A concern related to PPSIs is that acquired limb-length discrepancy, angular deformity, or altered joint biomechanics may cause significant long-term morbidity and disability [163,164,165,166,]. Specifically, OA may result from chondral damage at the time of growth plate injury, articular incongruity, or joint malalignment [14]. For example, leg length inequality of the lower extremities, a condition which may contribute to the development of radiographic knee and hip OA by causing asymmetrical joint mechanics between limbs during weight-bearing activities, may arise from a stress-injured physis [167,168,169]. To compensate for leg length inequality, movement patterns may differ between limbs (i.e., the longer limb may exhibit greater knee flexion or hip adduction during stance than the shorter limb to attempt to functionally shorten the longer limb) [170]. Changes in movement patterns to equalize limbs may result in altered or magnified forces across lower extremity joints, leading to the development of OA [171].
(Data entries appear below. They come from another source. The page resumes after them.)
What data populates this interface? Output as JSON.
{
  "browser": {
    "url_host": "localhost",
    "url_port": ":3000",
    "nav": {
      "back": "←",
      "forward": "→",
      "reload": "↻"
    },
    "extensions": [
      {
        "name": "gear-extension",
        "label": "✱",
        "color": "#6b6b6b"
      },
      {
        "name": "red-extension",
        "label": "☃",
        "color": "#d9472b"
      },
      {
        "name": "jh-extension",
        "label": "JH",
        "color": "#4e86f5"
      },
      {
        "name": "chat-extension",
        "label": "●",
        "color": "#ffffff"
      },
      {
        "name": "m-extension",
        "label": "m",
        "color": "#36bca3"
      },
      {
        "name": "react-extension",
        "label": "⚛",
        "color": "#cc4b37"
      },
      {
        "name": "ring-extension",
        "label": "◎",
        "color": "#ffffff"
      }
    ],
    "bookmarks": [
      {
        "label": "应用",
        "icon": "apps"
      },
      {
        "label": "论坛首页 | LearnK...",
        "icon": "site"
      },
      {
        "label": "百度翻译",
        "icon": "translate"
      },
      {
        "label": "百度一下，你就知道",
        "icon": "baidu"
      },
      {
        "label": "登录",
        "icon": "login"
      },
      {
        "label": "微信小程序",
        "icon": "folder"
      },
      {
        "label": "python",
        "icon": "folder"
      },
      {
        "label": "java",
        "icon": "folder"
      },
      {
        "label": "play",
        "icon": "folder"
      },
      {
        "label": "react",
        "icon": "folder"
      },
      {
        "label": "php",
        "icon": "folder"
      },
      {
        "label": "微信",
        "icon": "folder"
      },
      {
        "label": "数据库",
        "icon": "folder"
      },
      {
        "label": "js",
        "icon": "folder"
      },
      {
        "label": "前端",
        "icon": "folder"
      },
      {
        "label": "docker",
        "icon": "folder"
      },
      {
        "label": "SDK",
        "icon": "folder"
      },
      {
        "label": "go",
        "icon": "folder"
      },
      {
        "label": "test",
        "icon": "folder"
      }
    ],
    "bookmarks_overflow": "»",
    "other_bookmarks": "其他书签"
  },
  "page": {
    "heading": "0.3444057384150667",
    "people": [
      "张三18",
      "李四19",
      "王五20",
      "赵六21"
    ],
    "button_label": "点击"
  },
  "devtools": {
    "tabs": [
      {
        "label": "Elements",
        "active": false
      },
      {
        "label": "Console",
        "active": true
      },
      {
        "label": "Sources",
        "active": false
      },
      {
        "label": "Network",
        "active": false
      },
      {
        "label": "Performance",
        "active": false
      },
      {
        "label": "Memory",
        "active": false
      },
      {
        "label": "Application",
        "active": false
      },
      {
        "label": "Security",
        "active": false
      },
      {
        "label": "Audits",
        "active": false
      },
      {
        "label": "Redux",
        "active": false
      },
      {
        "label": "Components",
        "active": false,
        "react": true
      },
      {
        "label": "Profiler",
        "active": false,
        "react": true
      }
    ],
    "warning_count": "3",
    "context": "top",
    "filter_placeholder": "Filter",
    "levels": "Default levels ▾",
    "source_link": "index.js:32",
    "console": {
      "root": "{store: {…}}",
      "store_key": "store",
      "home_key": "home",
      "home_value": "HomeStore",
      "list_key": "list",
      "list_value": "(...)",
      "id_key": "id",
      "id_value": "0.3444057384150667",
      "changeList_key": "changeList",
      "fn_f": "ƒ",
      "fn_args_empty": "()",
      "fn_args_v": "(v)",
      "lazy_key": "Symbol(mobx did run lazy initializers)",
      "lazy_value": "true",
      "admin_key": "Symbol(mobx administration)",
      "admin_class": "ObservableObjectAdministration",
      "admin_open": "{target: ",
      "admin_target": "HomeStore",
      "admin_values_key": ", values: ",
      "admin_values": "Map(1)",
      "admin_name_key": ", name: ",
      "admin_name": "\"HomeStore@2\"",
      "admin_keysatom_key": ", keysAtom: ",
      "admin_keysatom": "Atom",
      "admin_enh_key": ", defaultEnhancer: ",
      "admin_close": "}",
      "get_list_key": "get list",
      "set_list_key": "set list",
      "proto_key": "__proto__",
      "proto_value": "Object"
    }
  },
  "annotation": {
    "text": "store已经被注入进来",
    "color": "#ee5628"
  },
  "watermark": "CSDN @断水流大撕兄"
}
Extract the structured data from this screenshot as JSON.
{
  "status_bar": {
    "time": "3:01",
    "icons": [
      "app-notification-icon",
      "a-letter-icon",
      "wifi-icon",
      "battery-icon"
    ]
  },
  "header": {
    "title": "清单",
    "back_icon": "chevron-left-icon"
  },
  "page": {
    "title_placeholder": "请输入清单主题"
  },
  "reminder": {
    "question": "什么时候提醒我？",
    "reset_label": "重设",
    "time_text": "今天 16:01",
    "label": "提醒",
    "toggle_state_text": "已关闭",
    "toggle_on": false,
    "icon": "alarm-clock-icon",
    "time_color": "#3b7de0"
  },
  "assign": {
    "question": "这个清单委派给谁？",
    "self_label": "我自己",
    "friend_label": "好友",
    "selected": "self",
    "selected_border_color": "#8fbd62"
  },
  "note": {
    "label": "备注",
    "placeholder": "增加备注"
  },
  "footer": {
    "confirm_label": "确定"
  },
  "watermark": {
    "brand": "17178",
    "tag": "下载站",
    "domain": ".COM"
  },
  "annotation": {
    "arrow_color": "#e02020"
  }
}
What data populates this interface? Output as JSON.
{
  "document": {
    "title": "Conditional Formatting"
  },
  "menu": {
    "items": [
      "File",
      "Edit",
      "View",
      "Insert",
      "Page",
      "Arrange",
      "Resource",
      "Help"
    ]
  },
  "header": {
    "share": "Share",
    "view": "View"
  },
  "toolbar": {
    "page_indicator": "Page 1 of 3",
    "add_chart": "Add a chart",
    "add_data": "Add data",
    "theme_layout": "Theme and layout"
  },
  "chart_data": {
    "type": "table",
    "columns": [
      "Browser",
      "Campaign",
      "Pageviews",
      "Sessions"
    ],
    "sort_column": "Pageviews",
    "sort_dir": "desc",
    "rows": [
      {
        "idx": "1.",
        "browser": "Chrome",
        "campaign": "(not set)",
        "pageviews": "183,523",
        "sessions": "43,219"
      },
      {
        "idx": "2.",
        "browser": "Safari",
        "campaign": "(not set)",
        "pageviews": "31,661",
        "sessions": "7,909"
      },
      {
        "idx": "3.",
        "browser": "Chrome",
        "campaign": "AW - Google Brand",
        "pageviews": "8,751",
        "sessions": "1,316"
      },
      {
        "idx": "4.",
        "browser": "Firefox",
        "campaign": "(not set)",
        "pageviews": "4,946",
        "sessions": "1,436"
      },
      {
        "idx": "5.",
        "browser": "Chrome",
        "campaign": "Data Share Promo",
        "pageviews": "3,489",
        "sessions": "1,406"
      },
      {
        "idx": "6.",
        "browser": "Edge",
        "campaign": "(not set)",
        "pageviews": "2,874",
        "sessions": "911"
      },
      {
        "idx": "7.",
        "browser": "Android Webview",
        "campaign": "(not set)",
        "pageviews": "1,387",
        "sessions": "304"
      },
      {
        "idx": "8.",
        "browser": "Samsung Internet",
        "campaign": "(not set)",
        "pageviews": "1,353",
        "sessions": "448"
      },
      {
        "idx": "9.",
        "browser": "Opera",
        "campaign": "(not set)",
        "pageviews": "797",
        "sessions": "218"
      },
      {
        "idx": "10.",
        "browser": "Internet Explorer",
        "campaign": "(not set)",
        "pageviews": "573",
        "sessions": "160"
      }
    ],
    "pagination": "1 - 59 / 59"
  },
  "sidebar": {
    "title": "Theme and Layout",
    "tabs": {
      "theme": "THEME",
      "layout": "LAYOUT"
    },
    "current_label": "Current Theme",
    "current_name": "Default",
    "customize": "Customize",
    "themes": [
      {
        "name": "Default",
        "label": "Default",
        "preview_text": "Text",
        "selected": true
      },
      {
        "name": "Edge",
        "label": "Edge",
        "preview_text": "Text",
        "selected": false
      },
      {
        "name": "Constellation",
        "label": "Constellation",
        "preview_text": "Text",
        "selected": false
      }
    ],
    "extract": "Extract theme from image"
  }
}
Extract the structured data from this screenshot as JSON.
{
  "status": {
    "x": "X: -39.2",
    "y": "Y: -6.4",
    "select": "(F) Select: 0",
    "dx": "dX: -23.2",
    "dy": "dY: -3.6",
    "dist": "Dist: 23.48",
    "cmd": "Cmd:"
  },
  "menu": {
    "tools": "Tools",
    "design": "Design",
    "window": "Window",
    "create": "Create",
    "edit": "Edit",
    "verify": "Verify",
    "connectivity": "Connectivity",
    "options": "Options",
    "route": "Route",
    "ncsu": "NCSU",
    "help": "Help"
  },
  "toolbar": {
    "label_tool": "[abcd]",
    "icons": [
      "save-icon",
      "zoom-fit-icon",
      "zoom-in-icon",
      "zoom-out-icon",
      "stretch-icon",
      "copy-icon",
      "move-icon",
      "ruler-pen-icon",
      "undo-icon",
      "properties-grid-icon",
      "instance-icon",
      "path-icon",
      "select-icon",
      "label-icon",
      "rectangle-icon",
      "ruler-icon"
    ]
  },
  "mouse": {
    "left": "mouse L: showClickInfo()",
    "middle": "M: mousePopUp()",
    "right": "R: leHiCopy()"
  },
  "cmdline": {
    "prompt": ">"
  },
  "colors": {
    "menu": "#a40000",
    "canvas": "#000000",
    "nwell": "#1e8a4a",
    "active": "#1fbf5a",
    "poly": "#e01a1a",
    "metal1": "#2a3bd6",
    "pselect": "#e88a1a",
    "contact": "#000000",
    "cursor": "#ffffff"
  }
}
Limited longitudinal research involving elite-level gymnasts [155] and rock climbers [5, 17, 158] attests to the potential for early onset OA to develop secondary to PPSIs in skeletally immature athletes. However, the incidence of sport-related PPSIs leading to early onset OA is largely unknown [171]. Follow-up of stress-injured youth athletes into their early adult years is needed to examine this relationship [14, 171].

5 Conclusions

Skeletally immature athletes representing a variety of sports and high impact repetitive activities—including baseball, badminton, climbing, cricket, dance, gymnastics, rugby, soccer, swimming, tennis, and volleyball—may sustain PPSIs involving the shoulder, elbow, hand and wrist, knee, ankle and foot.

Although incidence data from prospective cohort studies are lacking, data arising from cross-sectional studies suggest that PPSIs may be common in select groups of youth athletes—including the shoulder in baseball players, wrist in gymnasts and platform divers, and fingers in rock climbers. Multiple case reports and case series report PPSIs affecting the lower extremity, including those associated with bone growth disturbance; however, no cross-sectional studies focused on lower extremity PPSIs.

Most reported PPSIs appear to respond well to timely treatment, but our research also revealed multiple cases which progressed to skeletal growth disruption and deformity. Of particular concern are PPSIs which affect weight-bearing joints given their potential for growth disruption. Establishing a clear diagnosis of PPSI and providing timely treatment is of great significance in ensuring the skeletal health of skeletally immature athletes. Prospective longitudinal studies, with imaging follow-up, are needed to better elucidate the incidence of PPSIs and how these may impact long-term musculoskeletal health. In this regard, explicit inclusion of PPSIs as an injury type in injury surveillance is essential.